By Dr. Ankit Sankhe +2 more

Introduction: 

Yoga is an age-old practice known to unify your mind and body and offers benefits beyond the mat. This means yoga not only has health benefits but also helps in transformation by promoting connection with yourself, the world outside and the higher power. Classical yoga typically includes the practice of asanas (postures), pranayamas (breathing techniques) and dhyana (meditation techniques). Different Yogasanas range from gentle practices to physically demanding ones. Parsvottanasana, or the pyramid pose, was first mentioned in Yoga Makraranda, published in 1935. In this section, we will oversee one such asana, Parsvottanasana and its health benefits that will force you to take time out from your busy schedule to practise this asana.1 

What is Parsvottanasana? 

Parsvottanasana is a standing asana involving an intense side stretch, it is a part of Hatha yoga (a branch of yoga that tries to channel or preserve energy). The name is derived from Sanskrit words, “Parsva”, meaning side or flank, and “Uttana”, where ‘ut’ means intense, ‘tan’ means to stretch or extend and “asana”, which means yoga or posture. Thus, this pose or asana involves an intense side stretch. It is called pyramid pose in English. The preparatory pose of Parsvottanasana is Uttanasana, and follow up pose is Sirasana.2 

parsvottanasana

How to do it? 

Parsvottanasana must be done correctly for maximum health benefits. Practising this asana on an empty stomach or at least four hours after any meal is advised. It is best to practise Parsvottanasana early in the morning as the body is fresh and active during this time. One may perform Parsvottanasana in the following manner: 

  • First, stand in Tadasana; stand straight with your feet firm and aligned at shoulder level. Arms are in a relaxed position on either side. 
  • Next, take a deep breath and join both palms in the namaskar position behind the back. Stretch your shoulders slightly back.

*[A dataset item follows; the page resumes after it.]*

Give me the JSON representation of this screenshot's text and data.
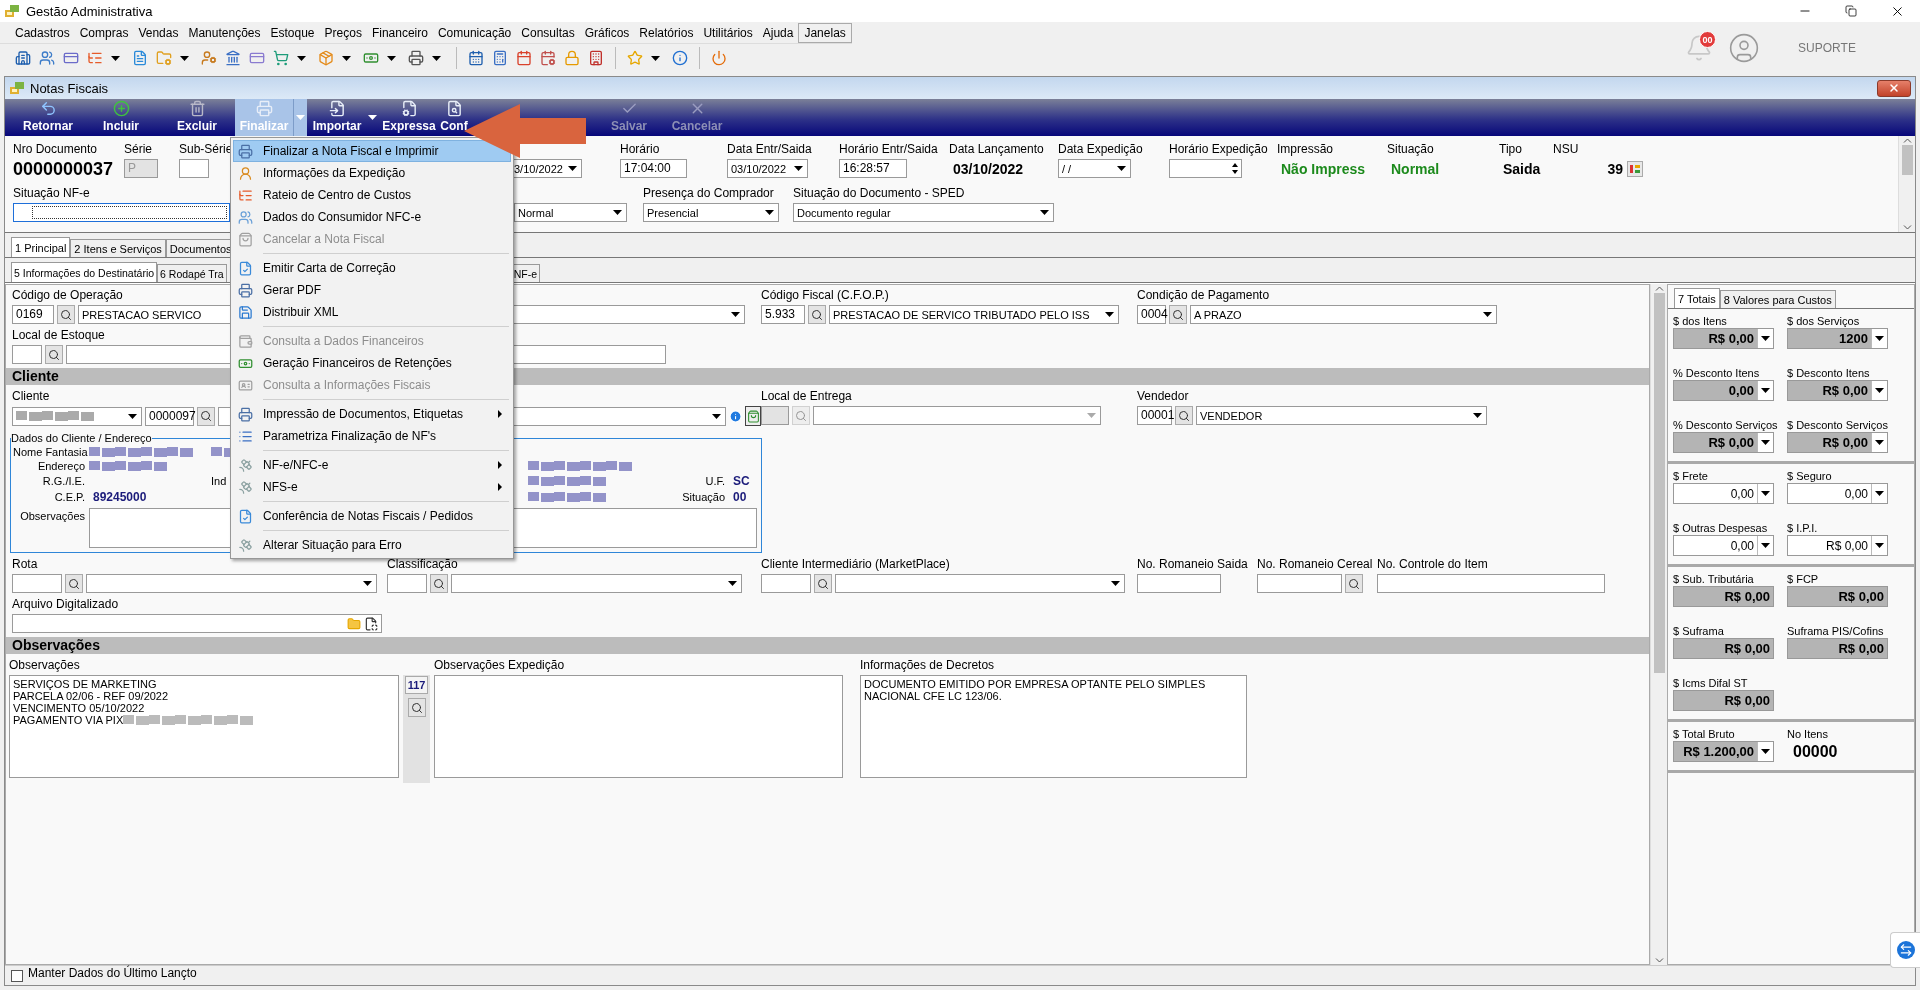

Breathe out and, with a deep breath, jump and spread your legs a few feets apart; now, your right leg will be a few feet in front of your left leg. 
  • Inhale and bend your head and upper body forward and try to touch your nose on the knee of your right leg. Stay in this position for 20-30 seconds, and bring your head slowly back by lifting your upper body back. Breathe out and relax. 
  • Repeat this pose by bringing your left leg forward. 

Note- If you find it challenging to hold your hands in the Namaste position behind your back. You can do this asana by keeping your hands behind your back.2 

Researchers have found that Parsvottanasana may help dancers to have better stability and mobility of the hands and legs. Parsvottanasana is believed to relieve the joints’ stiffness and hence enhance the limbs’ mobility.

Dr. Siddharth Gupta, MD

Do you know? 

  • In Indian mythology, it is believed that Parsvottanasana depicts a pyramid. A pyramid is firm and rigid and has a robust foundation and strength. The practice of this asana helps us attain firmness and rigidity in our decisions and also strengthens us. 
  • The practice of Parsvottanasana tells about an individual’s approach towards life. If you find balancing difficult while practising Parsvottanasana, it indicates you have a weak foundation, a feeling of ungroundedness. 
  • The practice of this asana may help you move from the mats into your lives with a sense of ease and confidence. 

Benefits of Parsvottanasana:  

Keeping the origin and history in mind, let us now discuss some benefits of Parsvottanasana, which will make this asana worth trying. Enlisted below are a few health benefits of Parsvottanasana. 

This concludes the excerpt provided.